Dud dollars follow the population
The RBA found, on a per capita basis, Victoria and New South Wales have the highest counterfeiting rates, while Tasmania and the Northern Territory have low rates.
“This is largely related to where large counterfeiting operations choose to distribute the counterfeits,” the RBA said.
A recent spike in Western Australia can be attributed to a large counterfeiting operation there, although this was shut down by police at the end of 2017.
The average forged note doesn’t survive long in the wild.
Most are detected and destroyed within the first few months of release. They’re pretty well all gone within two years.
In other words, the forgers flood their notes en masse into the economy, rather that use a drip-feed technique.
Most forgeries are detected by commercial banks and cash depots due to their bulk cash processing roles.
Over the past decade, police seizures have averaged 16 per cent of all counterfeit detections in Australia — usually raiding operators before the counterfeits are released.
What to do if you get a dud note
The first thing to know if you get a dud note is that you’ve done your dough.

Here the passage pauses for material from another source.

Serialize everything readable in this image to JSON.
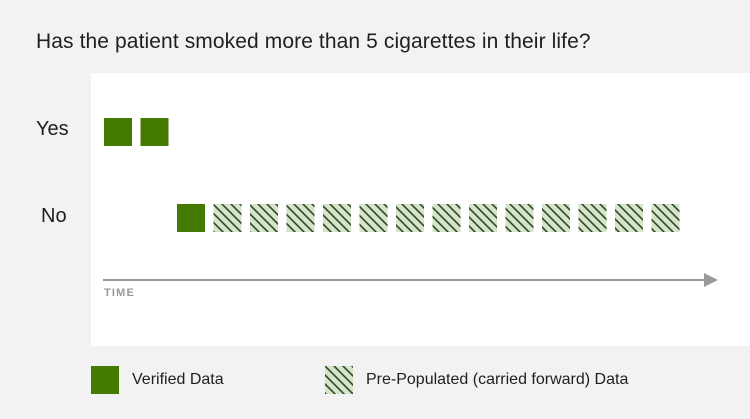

The RBA, or the commercial bank where it shows up, will not reimburse individuals or businesses for counterfeit banknotes, as doing so would act as an incentive to counterfeit.
The RBA’s advice if you get a suspicious note is simple:
- Put it aside. Handle the suspected counterfeit banknote as little as possible, and store it in an envelope
- Provide details. Try to remember as many details as possible about when, where and how you came into possession of the banknote
- Report the incident to your local police or the Australian Federal Police
Remember, you are within your rights to refuse to accept a banknote you suspect is counterfeit. Knowingly passing a counterfeit banknote is a crime.
Penalties for counterfeiting can be severe, including fines of up to $75,000 and/or up to 14 years imprisonment for responsible individuals.